MortgageReverse

Reverse Lenders Brace for Impact of Product Change, Train Accordingly

With the suspension of the Federal Housing Administration’s (FHA) most popular reverse mortgage product now two weeks in the past, many are confident their marketing efforts will not be dramatically impacted. But training will be essential, they say. 

According to a recent poll conducted by RMD, a majority believes at least 10% of business will be impacted with almost a third reporting they believe the change will reduce their business by more than 20% as a result of the product changes that went into effect on April 1.

While the fixed-rate Standard Home Equity Conversion Mortgage (HECM) was the product of choice for 70% of FHA borrowers in 2012, its suspension might impact larger lenders who use extensive marketing techniques, says Mike Gruley, director of reverse mortgage operations at 1st Financial Reverse Mortgages.

While 1st Financial is mostly “feet on the street,” according to Gruley, he sees it having an impact on the larger players who utilize call centers and large direct to consumer marketing such as direct mail or TV.

“For us it won’t have a major impact on our marketing as we don’t do a lot of ‘paid for’ marketing,” says Gruley. “Of course, it will certainly have some effect on all of us in different ways.”

Maverick Funding Corp., which markets through several channels such as TV and direct mail, does not see the suspension impacting its marketing strategies, according to company Vice President Josh Shein.

Because there is still the HECM Saver product that offers a fixed-rate draw, albeit with less proceeds, Shein says Maverick has not made any “major changes” to the company’s marketing efforts, although other changes will have to take place.

“There’s not much to modify,” says Shein, citing that the amount borrowers receive from the Standard fixed-rate is the same as they would on the adjustable-rate option.

Although Maverick “feels pretty good about substantial overall business production,” according to Shein, he does admit that the company will have to do some tweaking to its strategy in the form of training, such as ensuring loan officers are “as knowledgeable as ever” on the remaining products available.

Net Equity Financial Inc. finds itself potentially fitting into the group that voted the suspension is likely to result in 1% to 10% fewer loans, says company President Bill Peterson.

“There’s definitely going to be fewer loans out there, but the impact will be on a small scale,” says Peterson.

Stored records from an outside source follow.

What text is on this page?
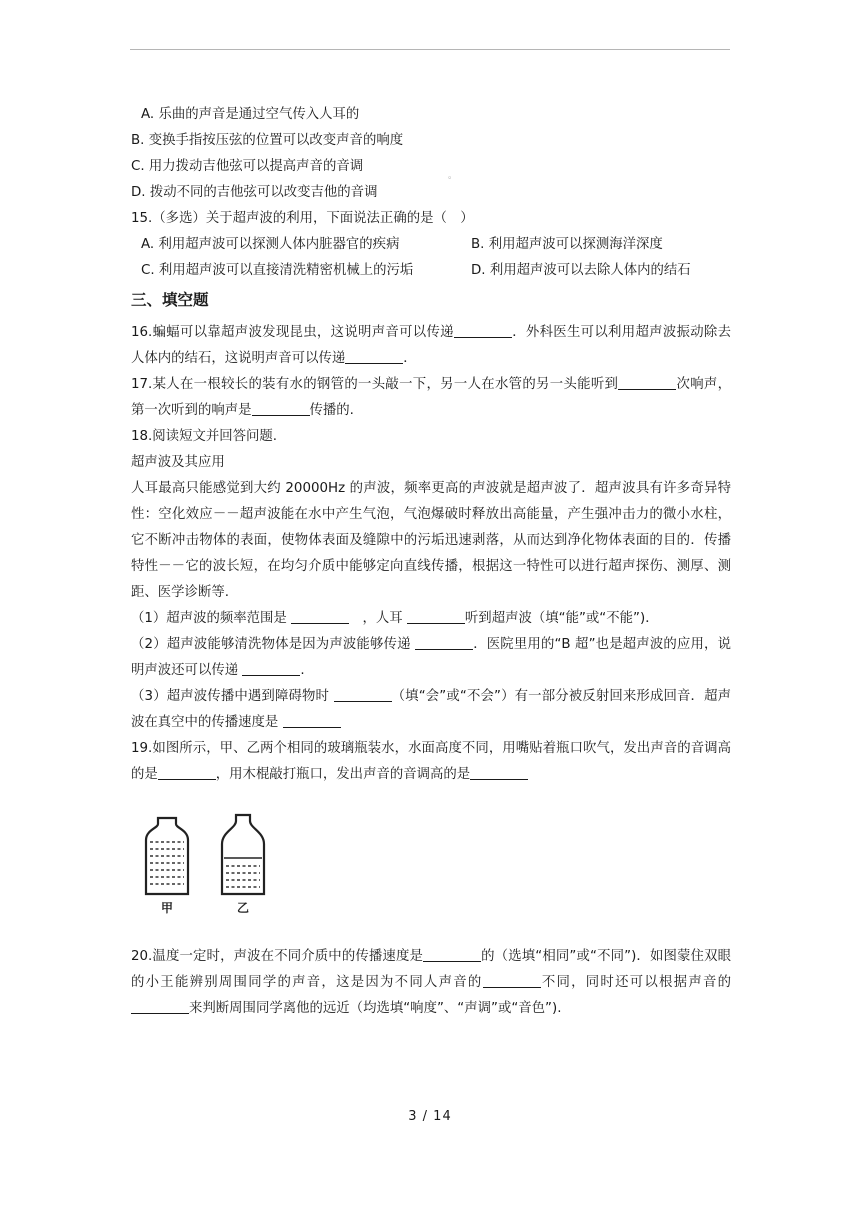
。
A. 乐曲的声音是通过空气传入人耳的
B. 变换手指按压弦的位置可以改变声音的响度
C. 用力拨动吉他弦可以提高声音的音调
D. 拨动不同的吉他弦可以改变吉他的音调
15.（多选）关于超声波的利用，下面说法正确的是（　）
A. 利用超声波可以探测人体内脏器官的疾病	B. 利用超声波可以探测海洋深度
C. 利用超声波可以直接清洗精密机械上的污垢	D. 利用超声波可以去除人体内的结石
三、填空题
16.蝙蝠可以靠超声波发现昆虫，这说明声音可以传递	．外科医生可以利用超声波振动除去人体内的结石，这说明声音可以传递	．
17.某人在一根较长的装有水的钢管的一头敲一下，另一人在水管的另一头能听到	次响声，第一次听到的响声是	传播的.
18.阅读短文并回答问题.
超声波及其应用
人耳最高只能感觉到大约 20000Hz 的声波，频率更高的声波就是超声波了．超声波具有许多奇异特性：空化效应－－超声波能在水中产生气泡，气泡爆破时释放出高能量，产生强冲击力的微小水柱，它不断冲击物体的表面，使物体表面及缝隙中的污垢迅速剥落，从而达到净化物体表面的目的．传播特性－－它的波长短，在均匀介质中能够定向直线传播，根据这一特性可以进行超声探伤、测厚、测距、医学诊断等.
（1）超声波的频率范围是 　	，人耳	听到超声波（填“能”或“不能”)．
（2）超声波能够清洗物体是因为声波能够传递	．医院里用的“B 超”也是超声波的应用，说明声波还可以传递	.
（3）超声波传播中遇到障碍物时	（填“会”或“不会”）有一部分被反射回来形成回音．超声波在真空中的传播速度是
19.如图所示，甲、乙两个相同的玻璃瓶装水，水面高度不同，用嘴贴着瓶口吹气，发出声音的音调高的是	，用木棍敲打瓶口，发出声音的音调高的是
20.温度一定时，声波在不同介质中的传播速度是	的（选填“相同”或“不同”)．如图蒙住双眼的小王能辨别周围同学的声音，这是因为不同人声音的	不同，同时还可以根据声音的来判断周围同学离他的远近（均选填“响度”、“声调”或“音色”).
甲	乙
3 / 14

A top-20 lender on Reverse Market Insight’s Top-100 Lenders, Peterson forecasts Net Equity will likely see the suspension hitting 10% of its business in the beginning as the company adjusts to the product change.

Part of this adjustment, according to Peterson, entails increased training for loan officers in marketing the adjustable rate options.

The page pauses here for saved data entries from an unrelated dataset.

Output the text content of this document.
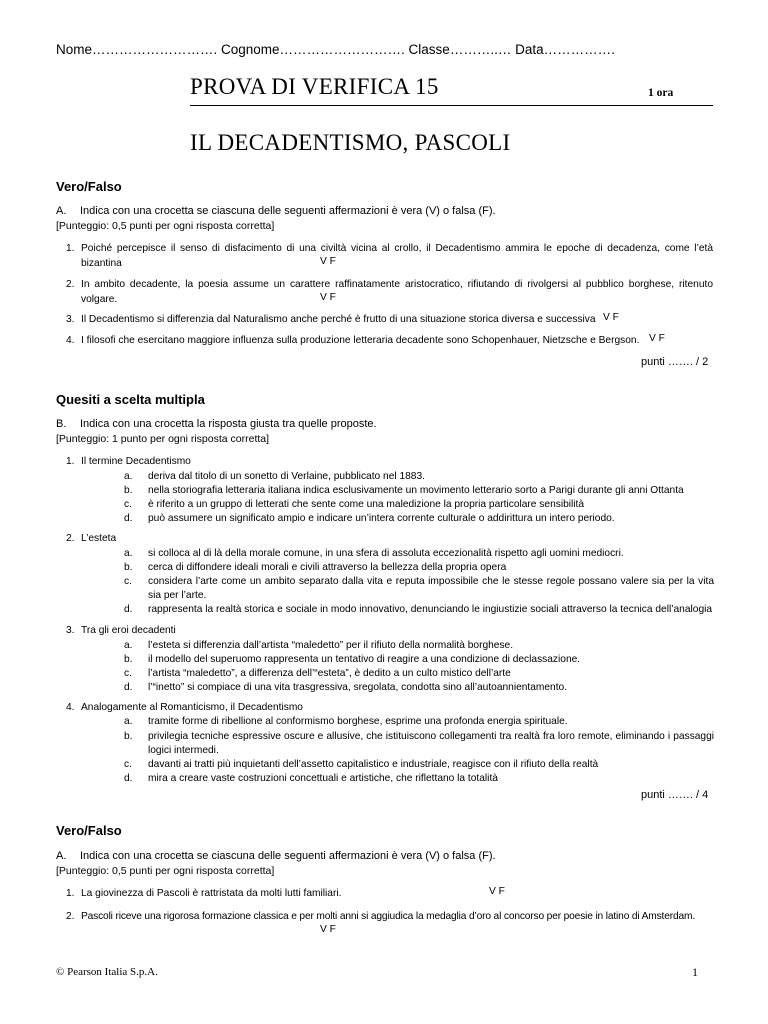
Nome………………………. Cognome………………………. Classe………..… Data…………….
PROVA DI VERIFICA 15	1 ora
IL DECADENTISMO, PASCOLI
Vero/Falso
A. Indica con una crocetta se ciascuna delle seguenti affermazioni è vera (V) o falsa (F).
[Punteggio: 0,5 punti per ogni risposta corretta]
1. Poiché percepisce il senso di disfacimento di una civiltà vicina al crollo, il Decadentismo ammira le epoche di decadenza, come l’età bizantina	V F
2. In ambito decadente, la poesia assume un carattere raffinatamente aristocratico, rifiutando di rivolgersi al pubblico borghese, ritenuto volgare.	V F
3. Il Decadentismo si differenzia dal Naturalismo anche perché è frutto di una situazione storica diversa e successiva V F
4. I filosofi che esercitano maggiore influenza sulla produzione letteraria decadente sono Schopenhauer, Nietzsche e Bergson. V F
punti ……. / 2
Quesiti a scelta multipla
B. Indica con una crocetta la risposta giusta tra quelle proposte.
[Punteggio: 1 punto per ogni risposta corretta]
1. Il termine Decadentismo
a. deriva dal titolo di un sonetto di Verlaine, pubblicato nel 1883.
b. nella storiografia letteraria italiana indica esclusivamente un movimento letterario sorto a Parigi durante gli anni Ottanta
c. è riferito a un gruppo di letterati che sente come una maledizione la propria particolare sensibilità
d. può assumere un significato ampio e indicare un’intera corrente culturale o addirittura un intero periodo.
2. L’esteta
a. si colloca al di là della morale comune, in una sfera di assoluta eccezionalità rispetto agli uomini mediocri.
b. cerca di diffondere ideali morali e civili attraverso la bellezza della propria opera
c. considera l’arte come un ambito separato dalla vita e reputa impossibile che le stesse regole possano valere sia per la vita sia per l’arte.
d. rappresenta la realtà storica e sociale in modo innovativo, denunciando le ingiustizie sociali attraverso la tecnica dell’analogia
3. Tra gli eroi decadenti
a. l’esteta si differenzia dall’artista “maledetto” per il rifiuto della normalità borghese.
b. il modello del superuomo rappresenta un tentativo di reagire a una condizione di declassazione.
c. l’artista “maledetto”, a differenza dell’“esteta”, è dedito a un culto mistico dell’arte
d. l’“inetto” si compiace di una vita trasgressiva, sregolata, condotta sino all’autoannientamento.
4. Analogamente al Romanticismo, il Decadentismo
a. tramite forme di ribellione al conformismo borghese, esprime una profonda energia spirituale.
b. privilegia tecniche espressive oscure e allusive, che istituiscono collegamenti tra realtà fra loro remote, eliminando i passaggi logici intermedi.
c. davanti ai tratti più inquietanti dell’assetto capitalistico e industriale, reagisce con il rifiuto della realtà
d. mira a creare vaste costruzioni concettuali e artistiche, che riflettano la totalità
punti ……. / 4
Vero/Falso
A. Indica con una crocetta se ciascuna delle seguenti affermazioni è vera (V) o falsa (F).
[Punteggio: 0,5 punti per ogni risposta corretta]
1. La giovinezza di Pascoli è rattristata da molti lutti familiari.	V F
2. Pascoli riceve una rigorosa formazione classica e per molti anni si aggiudica la medaglia d’oro al concorso per poesie in latino di Amsterdam.
V F
© Pearson Italia S.p.A.	1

“It’s going to affect us in profitability,” says Peterson. “However, I don’t see it affecting us tremendously.”

Lenders who entered the industry before the fixed-rate Standard was introduced in 2009 might have a more difficult time adjusting their marketing efforts in wake of FHA’s suspension, says Shannon Hicks, vice president of marketing and product development at Reverse Focus.

“Most of the loan officers I’ve spoken with—those in the business before 2009—are not shaken up about the suspension,” says Hicks. “It’s more likely that those who have grown up selling the Standard fixed-rate product will have a harder time adjusting.”

Brian Cook, a reverse mortgage advisor with Alpine Mortgage Planning, carries a similar sentiment, especially for originators that may have been marketing the fixed-rate part of the reverse mortgage, as opposed to the entire product as a whole.

“If an originator has been in the industry for some years, they will have experience when reverse mortgages only had line of credit options,” says Cook. “So, it’ll be easier for them to translate marketing and education efforts.”

Originators might also encounter difficulties in re-tooling their marketing efforts depending on their area’s home values.

“If an originator in a lower-value area has been working in reverse mortgages for only a couple of years, they might not have as much experience in educating and working with seniors in the credit line feature,” says Cook.

While the elimination of the fixed-rate Standard does take a section of borrowers out of qualifying due to credits available, says Cook, reverse mortgage marketing is likely to remain the same.

Marketing is about creating leads and tweaking your strategy to the current environment, says Cook.

“You create a ‘call-to-action,’” he says. “Even if there is a change in the market, you have to turn that change into a different call-to-action.”